There are three possible outcomes for the Chicago Bears over the next six days. (I’m ruling out ties, which I may come to regret by the end of next week.) Each outcome brings with it a very specific emotional trajectory for the remainder of the 2021 season.
Outcome #1 – The Sweep
Emotional Outcome: JUICE!
If the Bears win their next two games, they move to 5-6 and put a significant amount of juice into the remainder of the regular season. The six seed in the NFC is a 5-4, quarterback-less Saints team. The seven seed just made Cam Newton their starter.
The juice would start at Soldier Field, on December 5th, against the Arizona Cardinals. Justin vs. Kyler. A fired up building on the lakefront. Christmas only 20 days away!
It is highly unlikely Matt Nagy can still earn his way back onto the sideline for 2022, but the only way that conversation can start is by winning these next two, while Justin Fields progresses.
Outcome #2 – The Shutout
Emotional Outcome: MAKE IT STOP.
The McCaskey family is opposed to firing coaches in-season, with Marc Trestman pushing them as close to the line as they’d ever come. That year, what prevented them from making the move was their desire to clean house – removing Trestman and GM Phil Emery – and they thought it best to make both moves once the season ended.
But if the Bears fall to 3-8, including a loss on Thanksgiving to an awful and untalented Lions team, the outcry may be too great to ignore. Nagy will have lost the fans, and the locker room. With a new, two-week, regular season interview period open for head coaches, ownership may see no reason to leave Nagy in the job for a meaningless month.

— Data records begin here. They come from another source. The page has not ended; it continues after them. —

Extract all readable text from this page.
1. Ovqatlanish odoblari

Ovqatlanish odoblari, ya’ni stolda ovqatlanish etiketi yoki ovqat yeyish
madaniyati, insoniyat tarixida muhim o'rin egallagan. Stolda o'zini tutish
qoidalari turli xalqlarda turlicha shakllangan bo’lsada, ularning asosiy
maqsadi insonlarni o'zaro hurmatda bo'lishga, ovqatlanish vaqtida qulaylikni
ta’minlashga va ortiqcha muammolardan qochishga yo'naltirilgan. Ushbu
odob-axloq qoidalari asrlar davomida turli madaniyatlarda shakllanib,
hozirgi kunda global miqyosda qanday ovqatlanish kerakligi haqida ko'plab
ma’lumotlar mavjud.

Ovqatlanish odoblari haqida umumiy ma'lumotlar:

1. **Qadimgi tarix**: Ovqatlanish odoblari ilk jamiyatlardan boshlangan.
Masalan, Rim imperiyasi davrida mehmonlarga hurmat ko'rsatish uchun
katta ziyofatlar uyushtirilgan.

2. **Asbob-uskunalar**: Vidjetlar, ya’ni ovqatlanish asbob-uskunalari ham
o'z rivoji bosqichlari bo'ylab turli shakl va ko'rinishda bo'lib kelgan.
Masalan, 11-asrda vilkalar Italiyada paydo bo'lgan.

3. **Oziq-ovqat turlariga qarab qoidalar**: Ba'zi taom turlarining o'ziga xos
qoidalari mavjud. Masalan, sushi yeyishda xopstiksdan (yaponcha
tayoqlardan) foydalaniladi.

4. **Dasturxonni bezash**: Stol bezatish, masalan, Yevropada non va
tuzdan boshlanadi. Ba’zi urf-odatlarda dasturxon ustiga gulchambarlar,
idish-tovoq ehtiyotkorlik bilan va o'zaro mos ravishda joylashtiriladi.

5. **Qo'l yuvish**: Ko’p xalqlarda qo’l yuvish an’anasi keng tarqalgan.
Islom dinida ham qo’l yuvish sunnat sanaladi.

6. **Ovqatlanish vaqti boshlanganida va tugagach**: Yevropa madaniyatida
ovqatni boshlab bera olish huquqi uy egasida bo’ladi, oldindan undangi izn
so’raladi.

And that’s all the remainder of the schedule would be: meaningless. The results would not matter, not even artificially. All that would matter is a few highlights from Fields and the development of young talent like Darnell Mooney, Cole Kmet, Larry Borom and – hopefully – Teven Jenkins. December and early January become de facto preseason games.
Outcome #3 – The Split
Emotional Outcome: EH.
Isn’t this what every fan expects? Be relevant, or be terrible. The problem with the Bears under Nagy – since the end of the 2018 season – is they’ve been neither.